The compensating sleeve of the compensating element is advantageously in the form of a corrugated tube. This is easy to manufacture and allows both a large degree of longitudinal adjustment, and extensive tilting or bending along its longitudinal axis.
If the compensating element is supported at a conical step of the fuel injector, by an endface that is conical as well, then the axial retention force is consequently transmitted to the compensating element in an advantageous manner. In the case in which an angle exists between the axis of the fuel injector and the axis of the receiving borehole, the flexible segment is accordingly compressed on one side, until the conical end face makes uniform contact.
The compensating element advantageously has a sealing ring, which is situated between a step of the receiving borehole and a preformed shoulder of the support segment.
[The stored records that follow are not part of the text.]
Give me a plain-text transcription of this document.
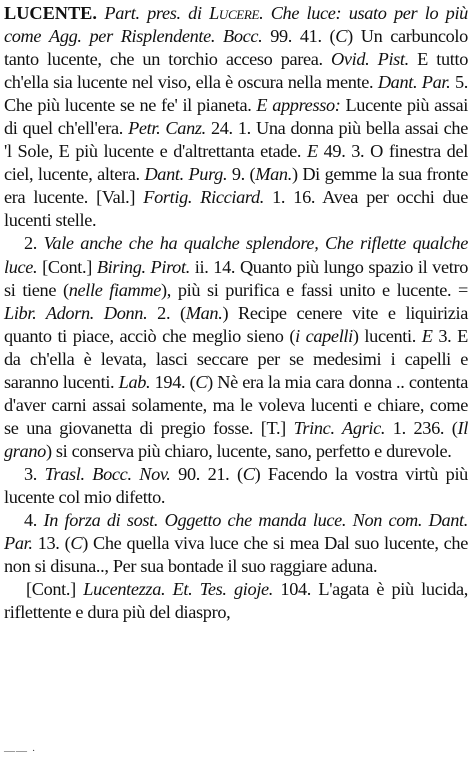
LUCENTE. Part. pres. di Lucere. Che luce: usato per lo più come Agg. per Risplendente. Bocc. 99. 41. (C) Un carbuncolo tanto lucente, che un torchio acceso parea. Ovid. Pist. E tutto ch'ella sia lucente nel viso, ella è oscura nella mente. Dant. Par. 5. Che più lucente se ne fe' il pianeta. E appresso: Lucente più assai di quel ch'ell'era. Petr. Canz. 24. 1. Una donna più bella assai che 'l Sole, E più lucente e d'altrettanta etade. E 49. 3. O finestra del ciel, lucente, altera. Dant. Purg. 9. (Man.) Di gemme la sua fronte era lucente. [Val.] Fortig. Ricciard. 1. 16. Avea per occhi due lucenti stelle.

2. Vale anche che ha qualche splendore, Che riflette qualche luce. [Cont.] Biring. Pirot. ii. 14. Quanto più lungo spazio il vetro si tiene (nelle fiamme), più si purifica e fassi unito e lucente. = Libr. Adorn. Donn. 2. (Man.) Recipe cenere vite e liquirizia quanto ti piace, acciò che meglio sieno (i capelli) lucenti. E 3. E da ch'ella è levata, lasci seccare per se medesimi i capelli e saranno lucenti. Lab. 194. (C) Nè era la mia cara donna .. contenta d'aver carni assai solamente, ma le voleva lucenti e chiare, come se una giovanetta di pregio fosse. [T.] Trinc. Agric. 1. 236. (Il grano) si conserva più chiaro, lucente, sano, perfetto e durevole.

3. Trasl. Bocc. Nov. 90. 21. (C) Facendo la vostra virtù più lucente col mio difetto.

4. In forza di sost. Oggetto che manda luce. Non com. Dant. Par. 13. (C) Che quella viva luce che si mea Dal suo lucente, che non si disuna.., Per sua bontade il suo raggiare aduna.

[Cont.] Lucentezza. Et. Tes. gioje. 104. L'agata è più lucida, riflettente e dura più del diaspro,

—— ·
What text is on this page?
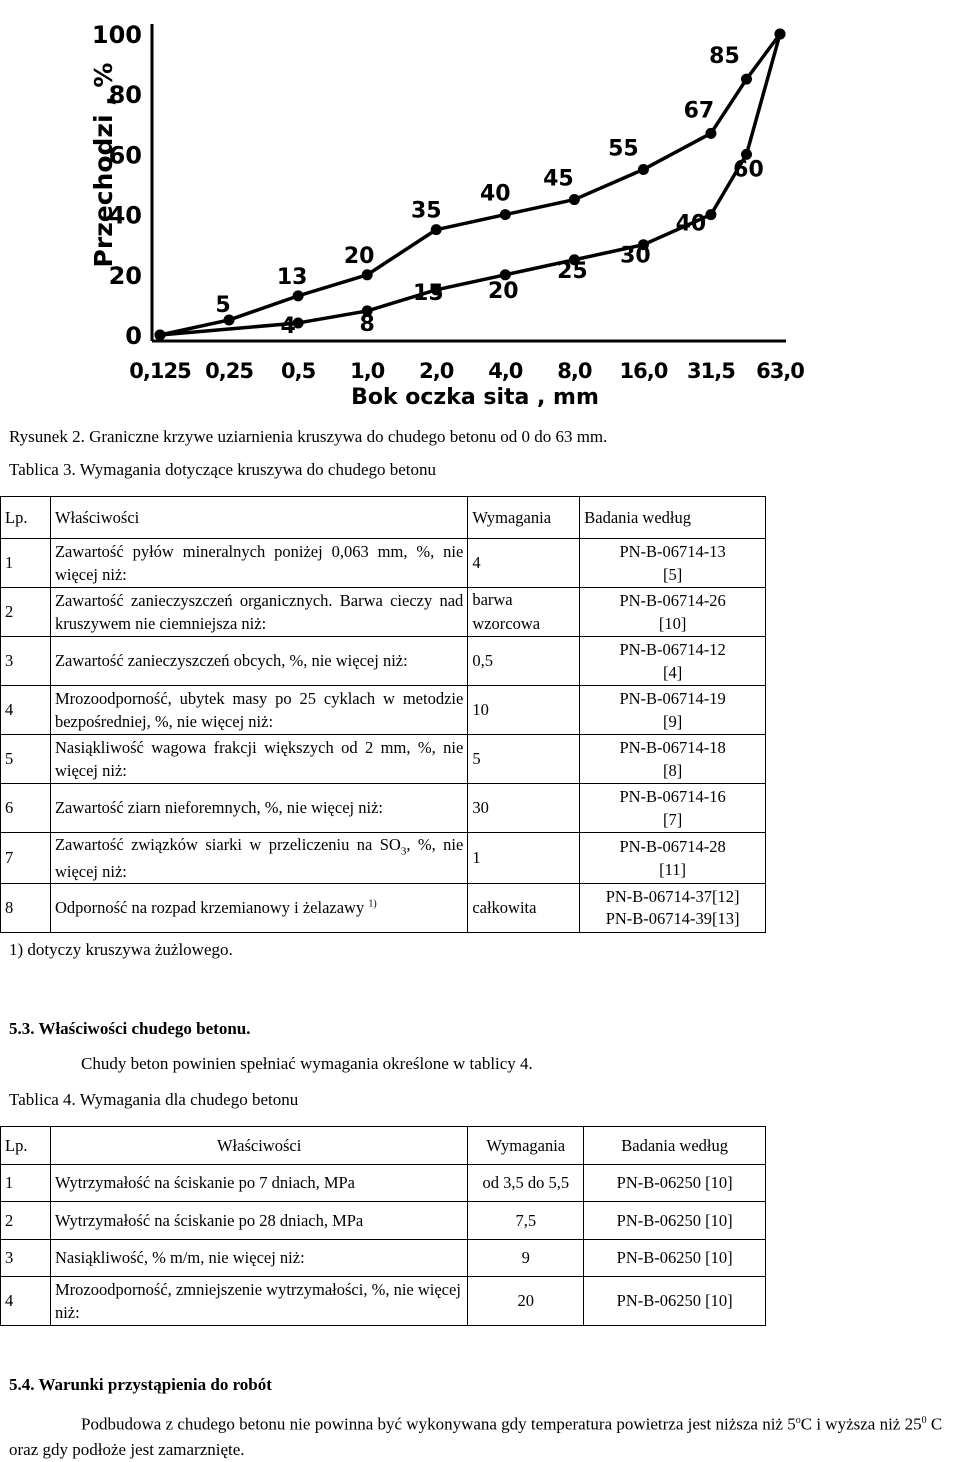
0
20
40
60
80
100
0,125 0,25 0,5 1,0 2,0 4,0 8,0 16,0 31,5 63,0
5
13
20
35
40
45
55
67
85
4	8
15 20
25
30
40
60
Przechodzi , %
Bok oczka sita , mm
Rysunek 2. Graniczne krzywe uziarnienia kruszywa do chudego betonu od 0 do 63 mm.
Tablica 3. Wymagania dotyczące kruszywa do chudego betonu
Lp.	Właściwości	Wymagania	Badania według
1	Zawartość pyłów mineralnych poniżej 0,063 mm, %, nie więcej niż:	4	PN-B-06714-13
[5]
2	Zawartość zanieczyszczeń organicznych. Barwa cieczy nad kruszywem nie ciemniejsza niż:	barwa wzorcowa	PN-B-06714-26
[10]
3	Zawartość zanieczyszczeń obcych, %, nie więcej niż:	0,5	PN-B-06714-12
[4]
4	Mrozoodporność, ubytek masy po 25 cyklach w metodzie bezpośredniej, %, nie więcej niż:	10	PN-B-06714-19
[9]
5	Nasiąkliwość wagowa frakcji większych od 2 mm, %, nie więcej niż:	5	PN-B-06714-18
[8]
6	Zawartość ziarn nieforemnych, %, nie więcej niż:	30	PN-B-06714-16
[7]
7	Zawartość związków siarki w przeliczeniu na $SO_3$, %, nie więcej niż:	1	PN-B-06714-28
[11]
8	Odporność na rozpad krzemianowy i żelazawy $^{1)}$	całkowita	PN-B-06714-37[12]
PN-B-06714-39[13]
1) dotyczy kruszywa żużlowego.
5.3. Właściwości chudego betonu.
Chudy beton powinien spełniać wymagania określone w tablicy 4.
Tablica 4. Wymagania dla chudego betonu
Lp.	Właściwości	Wymagania	Badania według
1	Wytrzymałość na ściskanie po 7 dniach, MPa	od 3,5 do 5,5	PN-B-06250 [10]
2	Wytrzymałość na ściskanie po 28 dniach, MPa	7,5	PN-B-06250 [10]
3	Nasiąkliwość, % m/m, nie więcej niż:	9	PN-B-06250 [10]
4	Mrozoodporność, zmniejszenie wytrzymałości, %, nie więcej niż:	20	PN-B-06250 [10]
5.4. Warunki przystąpienia do robót
Podbudowa z chudego betonu nie powinna być wykonywana gdy temperatura powietrza jest niższa niż 5$^o$C i wyższa niż $25^0$ C oraz gdy podłoże jest zamarznięte.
Since the contact pressure of the seal is produced by the axial retaining force holding down the fuel injector and compensating element in the borehole, and not by radially squeezing a sealing ring in a borehole, the unit made of the fuel injector and compensating element can therefore be easily assembled and disassembled. The compression of the seal can be advantageously limited by a radial support ring, which surrounds the sealing ring on the outside.
The compensating element can be simplified in an advantageous manner, when a radially outward corrugation of the compensating sleeve, which in the form of a corrugated tube, is used as a preformed shoulder.
The service life of the compensating element can be increased in an advantageous manner, when a heat-resistant elastomer, Teflon(copyright), or graphite is used for the sealing ring, between the support segment and the receiving borehole.
A higher compressibility and bendability, especially of the flexible segment, can be attained using the same dimensions, when spring steel is used for manufacturing the compensating sleeve.
An advantageous design of the compensating element according to the present invention is achieved, when the diameter of the connecting segment is dimensioned to form an interference fit with the corresponding segment of the fuel injector, when small forces are applied. On one hand, the compensating element can still be slid easily onto the nozzle body, but on the other hand, it forms a preassembled unit with the fuel injector, without any special fastener, the unit already including all of the seals, as well. This simplifies the installation of the fuel injector.